The opportunity to combine services was in itself a complexity and a challenge, he said.
Calling the 2007 multi-lateral Malabar war game involving navies as “exceedingly effective exercises,” Willard said a repeat of the five-nation exercise needed to be explored, keeping in mind the “sensitivities” in India, in an apparent reference to the Left parties’ vociferous protest in this regard.
“The choice of how the Malabar exercise series should evolve is very much under dialogue with India, the host nation. If there are sensitivities regarding Malabar being multi-national exercise in the Indian Ocean Region, then there are other ways by which we can explore to make the exercise more complex and we do this,” Adm. Willard said.

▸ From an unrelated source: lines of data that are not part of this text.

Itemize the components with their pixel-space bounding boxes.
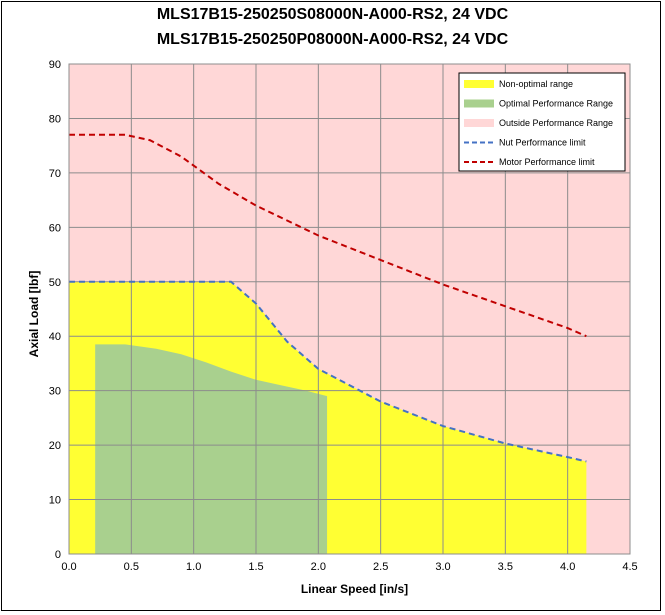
x-tick-label: 0.0	[61, 561, 76, 573]
legend-label: Optimal Performance Range	[499, 99, 613, 109]
dashed-line-series-2	[69, 133, 587, 338]
y-tick-label: 20	[49, 440, 61, 452]
y-tick-label: 80	[49, 113, 61, 125]
y-tick-label: 90	[49, 59, 61, 71]
legend-label: Motor Performance limit	[499, 157, 595, 167]
y-tick-label: 10	[49, 495, 61, 507]
legend-label: Non-optimal range	[499, 79, 573, 89]
chart-subtitle: MLS17B15-250250P08000N-A000-RS2, 24 VDC	[156, 31, 509, 48]
y-tick-label: 30	[49, 386, 61, 398]
x-tick-label: 0.5	[124, 561, 139, 573]
dashed-line-series-1	[69, 280, 587, 463]
x-tick-label: 4.0	[560, 561, 575, 573]
y-tick-label: 40	[49, 331, 61, 343]
y-tick-label: 60	[49, 222, 61, 234]
x-tick-label: 2.0	[311, 561, 326, 573]
x-tick-label: 3.5	[498, 561, 513, 573]
y-tick-label: 50	[49, 277, 61, 289]
x-tick-label: 1.5	[248, 561, 263, 573]
chart-title: MLS17B15-250250S08000N-A000-RS2, 24 VDC	[156, 6, 509, 23]
y-tick-label: 0	[55, 549, 61, 561]
x-tick-label: 3.0	[435, 561, 450, 573]
legend-swatch	[464, 119, 494, 127]
legend-label: Nut Performance limit	[499, 138, 586, 148]
plot-area-border	[68, 63, 631, 555]
x-tick-label: 4.5	[622, 561, 637, 573]
legend-label: Outside Performance Range	[499, 118, 613, 128]
x-tick-label: 1.0	[186, 561, 201, 573]
y-tick-label: 70	[49, 168, 61, 180]
legend-swatch	[464, 99, 494, 108]
y-axis-label: Axial Load [lbf]	[27, 271, 41, 358]
x-tick-label: 2.5	[373, 561, 388, 573]
area-series-2	[95, 344, 328, 554]
legend-swatch	[464, 80, 494, 88]
x-axis-label: Linear Speed [in/s]	[301, 582, 408, 596]
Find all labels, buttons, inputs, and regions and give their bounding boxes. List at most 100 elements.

He said the U.S. and Indian Navy counterparts had discussed prospects of a more complex Malabar exercise to make it meet the two nation’s needs.
In 2007, all participants — U.S., India, Singapore, Japan and Australia — during the Malabar exercise had learnt a “great deal” from each other about coalition operations, which are difficult and complex, and if it ever goes multi-national again, there was “great benefit” for all concerned, he said.
On the possibility of a trilateral India-U.S.-China military arrangement in the Asia-Pacific region, Adm. Willard said it was “premature”, though both New Delhi and Washington were engaging Beijing at a bilateral level.
When queried if the long India-Russia military relationship was a hindrance to U.S.’ engagement with India, he said there was “no such invisible walls”, as open discussions took place on Russia between the two sides.
“In fact, the U.S. is also improving relations with Russia and we will have open relations with them,” he said.